I'm sure there are good bits of Windows - Microsoft has a lot of very smart people working for them. But I've never experienced Windows as a first rate OS - it's always had bullshit on top (and beneath) it.
> And be fair, maintaining a Linux configuration just the way you like it is a lot of work too. If it weren't, there wouldn't be hundreds of slightly-different distros.
Maybe "just the way you like it", but "functional and not sending your private information off to a dubious corporation" is pretty easy.
When there are issues with a Linux install, it's usually transparent enough to debug. Windows? Opaque all the way down. Ask for help online? They say "check your anti-virus; if that doesn't work, reinstall your OS". In what world is that sane?
Sure, and that's great if that's all you want out of a personal computer.
> When there are issues with a Linux install, it's usually transparent enough to debug.
Bull. I've been using Linux for decades and it's always the same story. You have a problem with X, you do a search for your problem with X, you find a dozen solutions that don't apply to you because you're on a different distro or they're from 2013 when half the software stack was different. Of course the error reporting is vague and the documentation is out of date, referring you to the source for details. If you dare go somewhere to ask about your problem, you most likely get told you're using the wrong distro. It really isn't all that different from the situation on Windows.

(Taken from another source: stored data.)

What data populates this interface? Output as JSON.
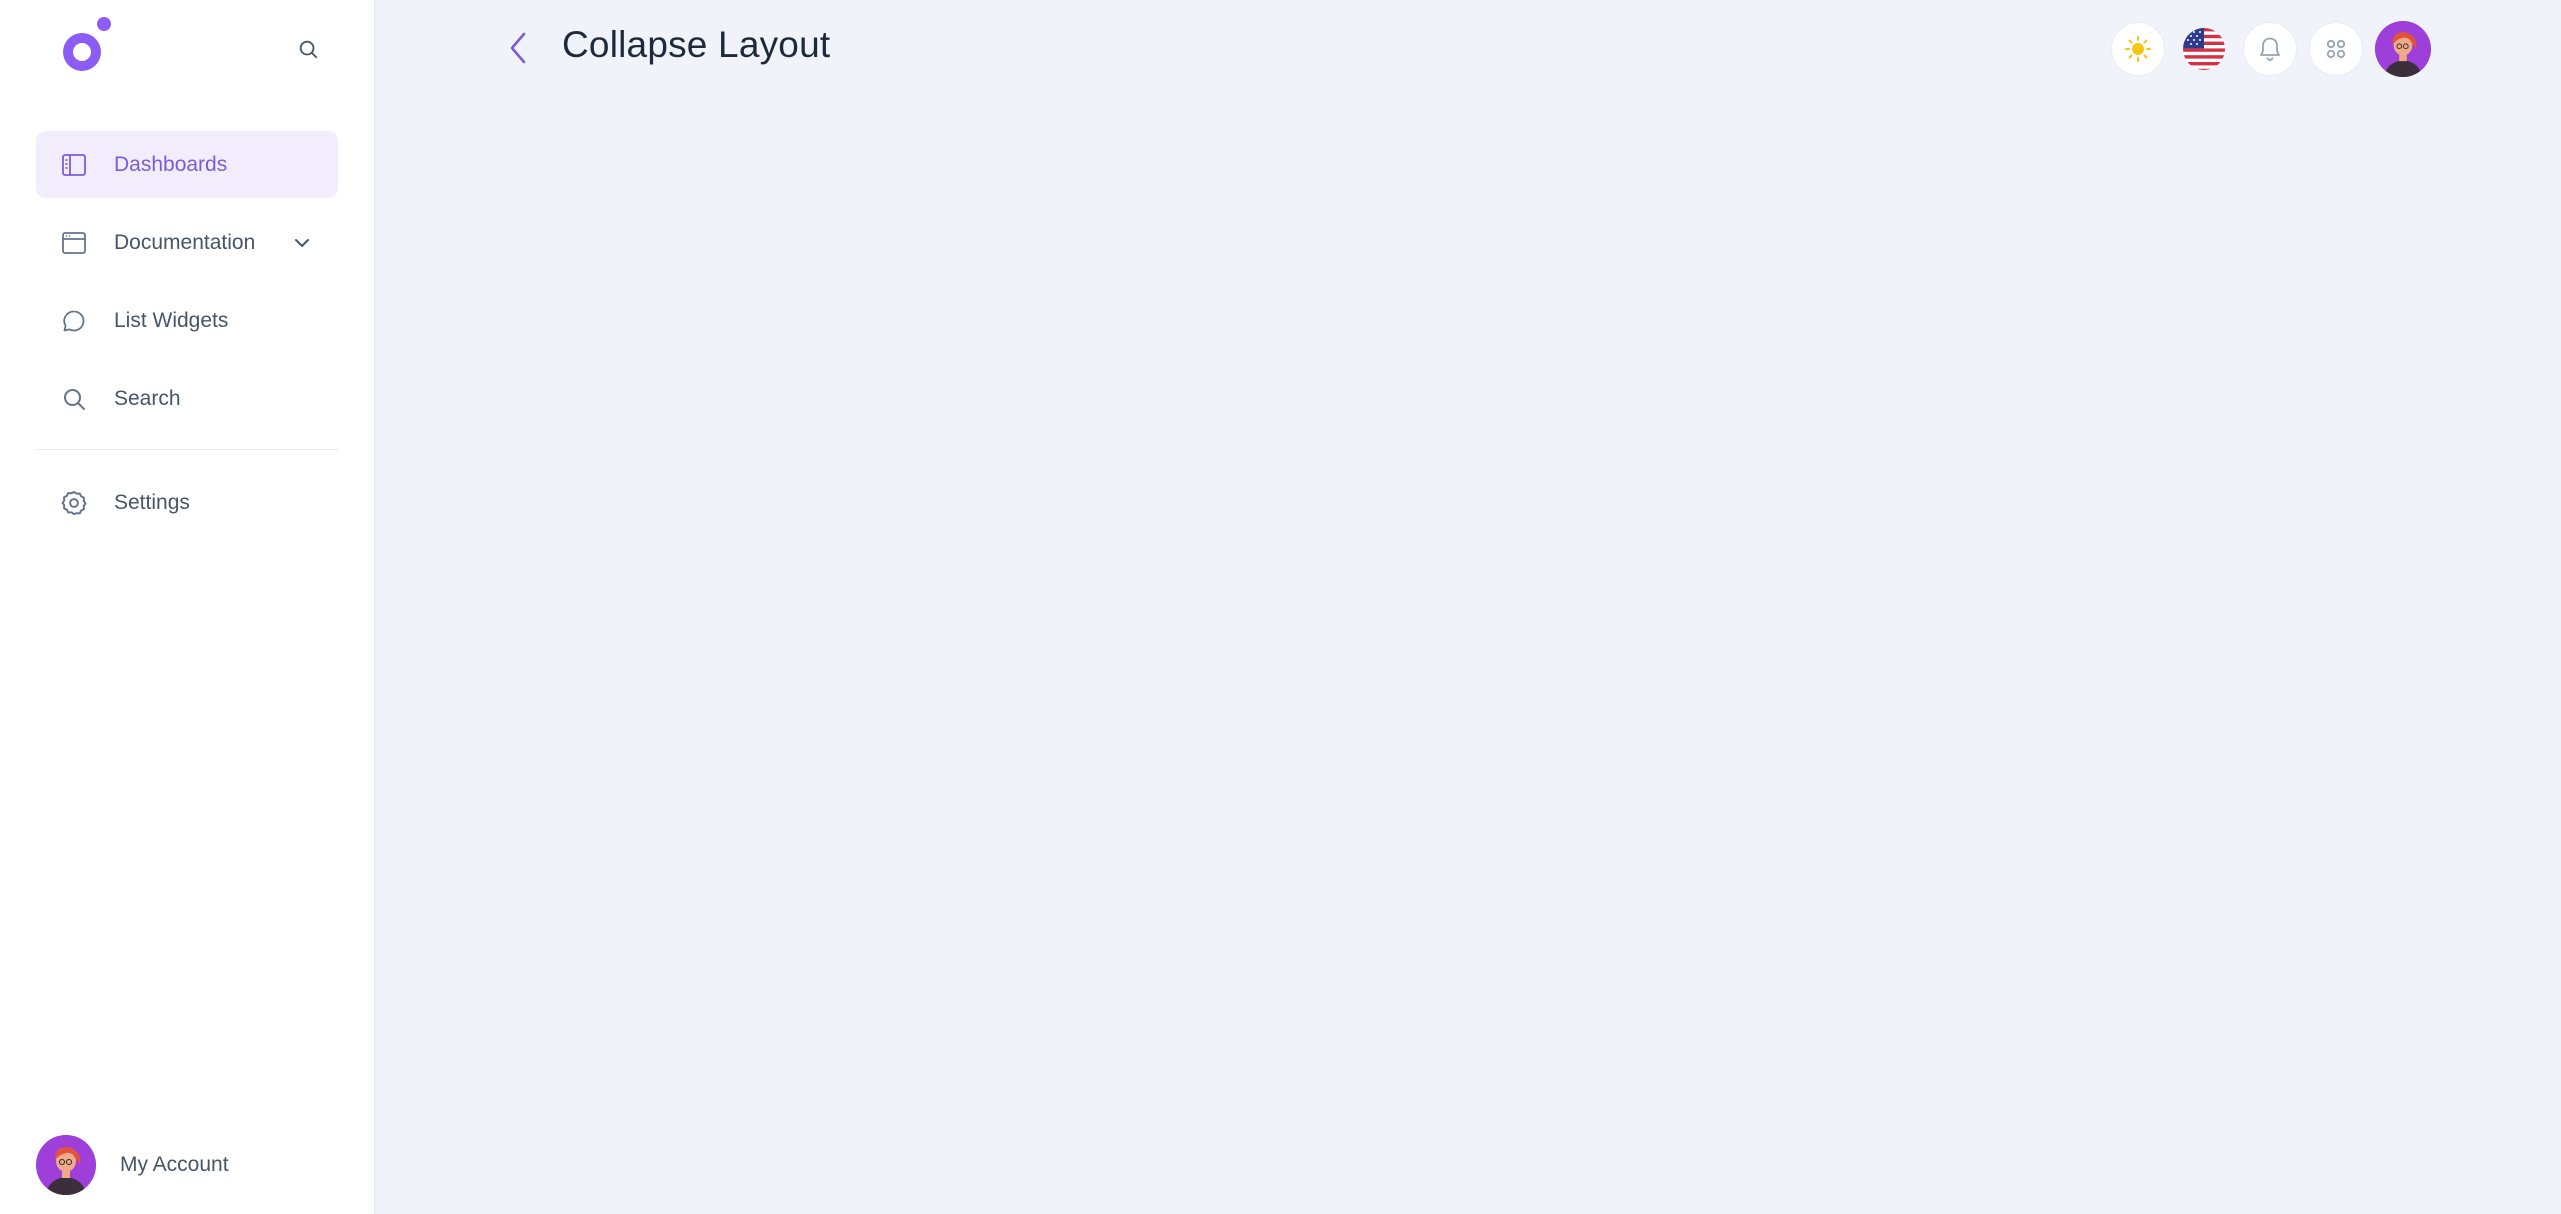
{
  "header": {
    "title": "Collapse Layout"
  },
  "sidebar": {
    "items": [
      {
        "label": "Dashboards"
      },
      {
        "label": "Documentation"
      },
      {
        "label": "List Widgets"
      },
      {
        "label": "Search"
      },
      {
        "label": "Settings"
      }
    ],
    "account_label": "My Account"
  },
  "icons": {
    "logo": "brand-logo",
    "sidebar_search": "search-icon",
    "dashboards": "sidebar-layout-icon",
    "documentation": "browser-window-icon",
    "documentation_expand": "chevron-down-icon",
    "list_widgets": "chat-bubble-icon",
    "search": "search-icon",
    "settings": "gear-icon",
    "back": "chevron-left-icon",
    "theme": "sun-icon",
    "language": "us-flag-icon",
    "notifications": "bell-icon",
    "apps": "grid-icon"
  },
  "colors": {
    "accent": "#7c5cd6",
    "active_bg": "#f1edfd",
    "page_bg": "#f0f3f9",
    "sun": "#f5c518"
  }
}
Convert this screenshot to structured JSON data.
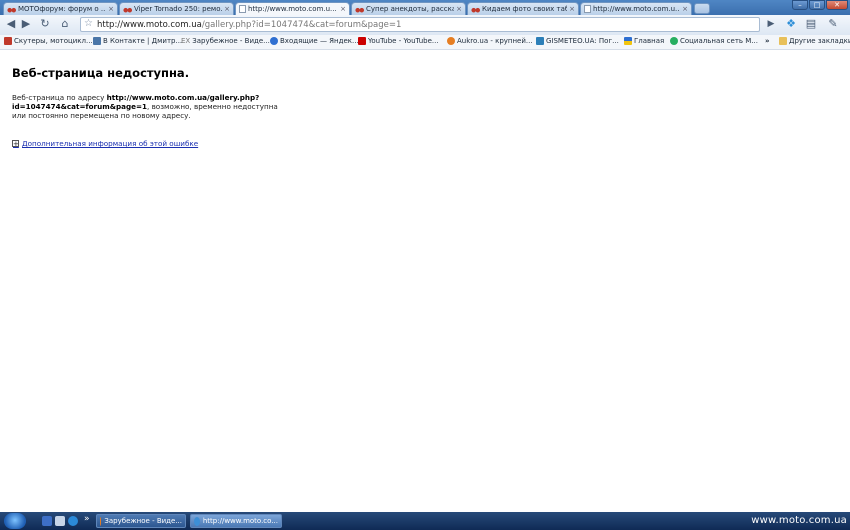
{
  "tabs": [
    {
      "title": "МОТОфорум: форум о ...",
      "icon": "moto-icon"
    },
    {
      "title": "Viper Tornado 250: ремо...",
      "icon": "moto-icon"
    },
    {
      "title": "http://www.moto.com.u...",
      "icon": "page-icon",
      "active": true
    },
    {
      "title": "Супер анекдоты, расска...",
      "icon": "moto-icon"
    },
    {
      "title": "Кидаем фото своих табу...",
      "icon": "moto-icon"
    },
    {
      "title": "http://www.moto.com.u...",
      "icon": "page-icon"
    }
  ],
  "tab_close": "×",
  "omnibox": {
    "domain": "http://www.moto.com.ua",
    "path": "/gallery.php?id=1047474&cat=forum&page=1"
  },
  "bookmarks": [
    {
      "label": "Скутеры, мотоцикл...",
      "color": "#c0392b"
    },
    {
      "label": "В Контакте | Дмитр...",
      "color": "#4a76a8"
    },
    {
      "label": "Зарубежное - Виде...",
      "color": "#8a8a8a",
      "prefix": "EX"
    },
    {
      "label": "Входящие — Яндек...",
      "color": "#2f6fd1"
    },
    {
      "label": "YouTube - YouTube...",
      "color": "#cc0000"
    },
    {
      "label": "Aukro.ua - крупней...",
      "color": "#e67e22"
    },
    {
      "label": "GISMETEO.UA: Пог...",
      "color": "#2c7fb8"
    },
    {
      "label": "Главная",
      "color": "#f1c40f"
    },
    {
      "label": "Социальная сеть М...",
      "color": "#27ae60"
    }
  ],
  "bookmarks_more": "»",
  "other_bookmarks": "Другие закладки",
  "error": {
    "title": "Веб-страница недоступна.",
    "text_prefix": "Веб-страница по адресу ",
    "url_line1": "http://www.moto.com.ua/gallery.php?",
    "url_line2": "id=1047474&cat=forum&page=1",
    "text_suffix": ", возможно, временно недоступна или постоянно перемещена по новому адресу.",
    "more_link": "Дополнительная информация об этой ошибке",
    "more_icon": "+"
  },
  "taskbar": {
    "tasks": [
      {
        "label": "Зарубежное - Виде...",
        "color": "#e67e22"
      },
      {
        "label": "http://www.moto.co...",
        "color": "#3d8fd6",
        "active": true
      }
    ],
    "watermark": "www.moto.com.ua"
  }
}
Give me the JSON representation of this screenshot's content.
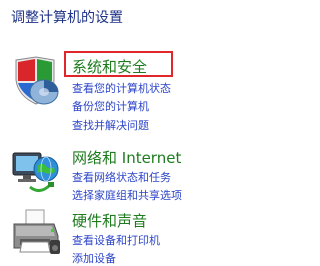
{
  "page": {
    "title": "调整计算机的设置"
  },
  "categories": [
    {
      "title": "系统和安全",
      "icon": "shield-pie-chart-icon",
      "links": [
        "查看您的计算机状态",
        "备份您的计算机",
        "查找并解决问题"
      ]
    },
    {
      "title": "网络和 Internet",
      "icon": "network-globe-icon",
      "links": [
        "查看网络状态和任务",
        "选择家庭组和共享选项"
      ]
    },
    {
      "title": "硬件和声音",
      "icon": "printer-icon",
      "links": [
        "查看设备和打印机",
        "添加设备"
      ]
    }
  ],
  "colors": {
    "title": "#1e3287",
    "category_title": "#1e7b1e",
    "link": "#2c44c8",
    "highlight": "#e0262a"
  }
}
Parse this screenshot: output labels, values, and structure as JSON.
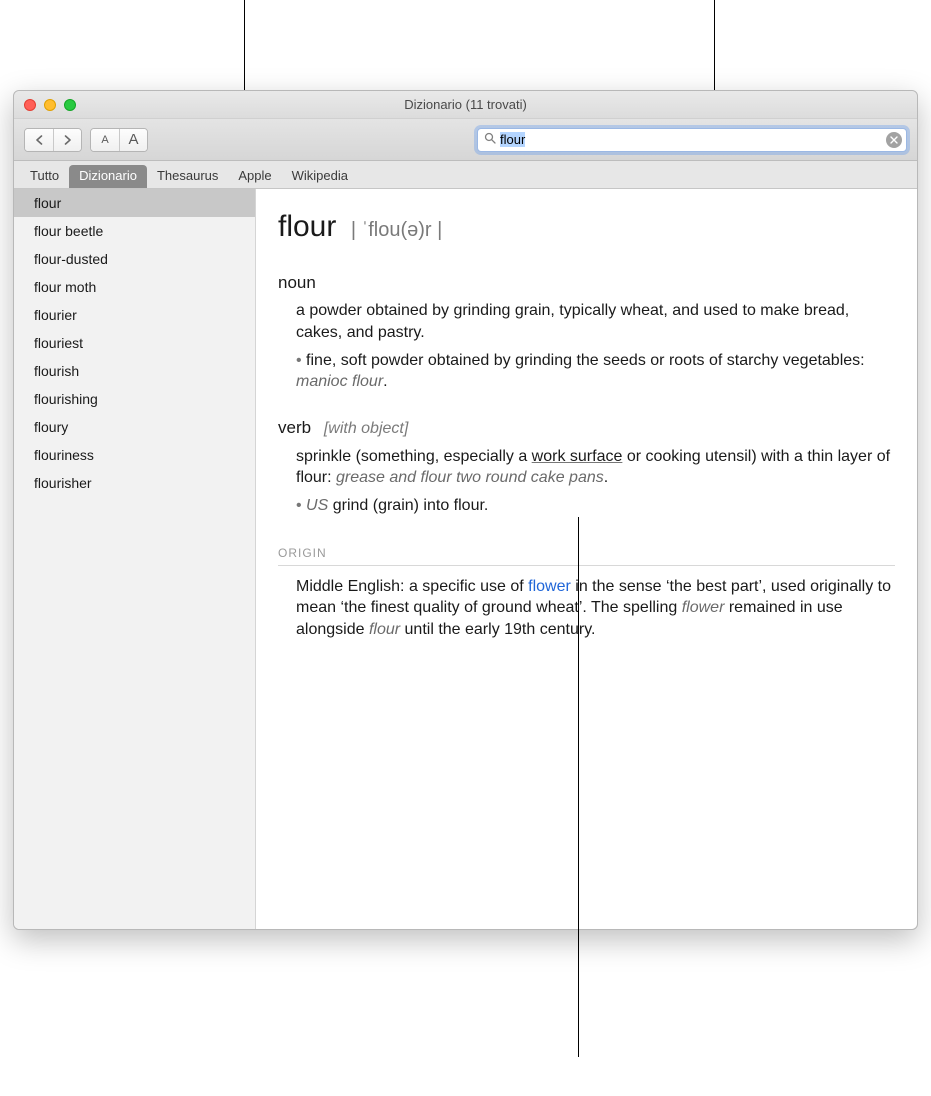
{
  "window": {
    "title": "Dizionario (11 trovati)"
  },
  "toolbar": {
    "back_label": "‹",
    "forward_label": "›",
    "font_small": "A",
    "font_large": "A"
  },
  "search": {
    "value": "flour",
    "placeholder": ""
  },
  "tabs": [
    {
      "label": "Tutto"
    },
    {
      "label": "Dizionario",
      "active": true
    },
    {
      "label": "Thesaurus"
    },
    {
      "label": "Apple"
    },
    {
      "label": "Wikipedia"
    }
  ],
  "sidebar": {
    "items": [
      "flour",
      "flour beetle",
      "flour-dusted",
      "flour moth",
      "flourier",
      "flouriest",
      "flourish",
      "flourishing",
      "floury",
      "flouriness",
      "flourisher"
    ],
    "selected_index": 0
  },
  "entry": {
    "headword": "flour",
    "pronunciation": "| ˈflou(ə)r |",
    "noun": {
      "label": "noun",
      "def": "a powder obtained by grinding grain, typically wheat, and used to make bread, cakes, and pastry.",
      "sub_def": "fine, soft powder obtained by grinding the seeds or roots of starchy vegetables: ",
      "sub_example": "manioc flour",
      "sub_trail": "."
    },
    "verb": {
      "label": "verb",
      "meta": "[with object]",
      "def_pre": "sprinkle (something, especially a ",
      "def_link": "work surface",
      "def_post": " or cooking utensil) with a thin layer of flour: ",
      "example": "grease and flour two round cake pans",
      "example_trail": ".",
      "sub_region": "US",
      "sub_def": " grind (grain) into flour."
    },
    "origin": {
      "label": "ORIGIN",
      "pre": "Middle English: a specific use of ",
      "link": "flower",
      "mid": " in the sense ‘the best part’, used originally to mean ‘the finest quality of ground wheat’. The spelling ",
      "ital1": "flower",
      "mid2": " remained in use alongside ",
      "ital2": "flour",
      "post": " until the early 19th century."
    }
  }
}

> Bull. I've been using Linux for decades and it's always the same story. You have a problem with X, you do a search for your problem with X, you find a dozen solutions that don't apply to you because you're on a different distro or they're from 2013 when half the software stack was different.
Ok, so in some cases there can be complications. But once you've found (a/the) solution, it makes a sort of sense. In contrast, in the cases I've successfully found a solution to a problem on Windows, the reasons usually remain opaque. This, surely, is a side-effect of running a proprietary OS, and one I no longer have patience for.
For example, when I was dual-booting Windows 10 on two desktops a couple of years ago, I ran into major problems just getting Windows installed (taking far longer to ultimately install than it ever took me to install any Linux distro, from Ubuntu to Arch to Void to GuixSD).
I had downloaded the official Windows 10 image from Microsoft onto a usb thumbdrive and went to install. During the installing process, it failed with an obscure message about missing drivers. I try on the other differntly-configured desktop (different motherboard etc). It's the same thing. I think perhaps it's an chicken-and-egg issue with trying to install via a usb3 port (i.e. maybe it's missing usb3 drivers or something). Seems unlikely, but I try booting from a usb2 port. No luck. For good measure, even from different usb ports. But it doesn't matter, it's always the same error message during install. Seems like something which would be easy to debug, since there are in fact lots of Windows users, but I can't find anything similar described.
I finally find a post on some obscure forum which describes a similar problem. The suggested solution: wait until you get the 'drivers missing' error, and then unplug the installation usb thumb and plug it into a different usb port. (So it doesn't matter which usb port you start with, it will always 'miss' the drivers until you unplug it and plug it into another usb port.)
I thought: what a stupid solution, surely it won't work, but what the hell, let's try it for shits and giggles. Of course, that was the solution. That's completely opaque. The solution might as well have been sprinkling the machine with chicken blood while playing the Beatles' White Album.
I don't know how many hours were wasted trying to resolve that. After a year or so, I ended up wiping all of the Windows partitions. Too much headache.
It sounds like you have better experiences with Window. Perhaps you have the right magic touch that's needed.
One real historical criticism I have of Windows is that it took them until Win10 to make bash available. They really ought to have, at minimum, aliased a lot more bash commands to Powershell 'cmdlets'. It used to be so frustrating, having to look up all their weird, verbose commands.
> They really ought to have, at minimum, aliased a lot more bash commands to Powershell 'cmdlets'.
First of all, I am of the opinion that PowerShell is significantly superior to bash+coreutils in many ways. If you took a step back from your familiarity with the UNIX stack and looked at it objectively, you might come to the same conclusion.
Anyway, I think aliasing bash commands to cmdlets at all was a mistake, because it creates the impression that they are compatible in some way, when they often function very very differently.
> It used to be so frustrating, having to look up all their weird, verbose commands.
They're verbose because they are descriptive. When you write scripts, this is an advantage. When you're not writing scripts, PowerShell has a lot of built-in short aliases you can use (gci => Get-ChildItem), and you're free to define your own at will. This is in addition to tab completion of cmdlets, variables, and argument names.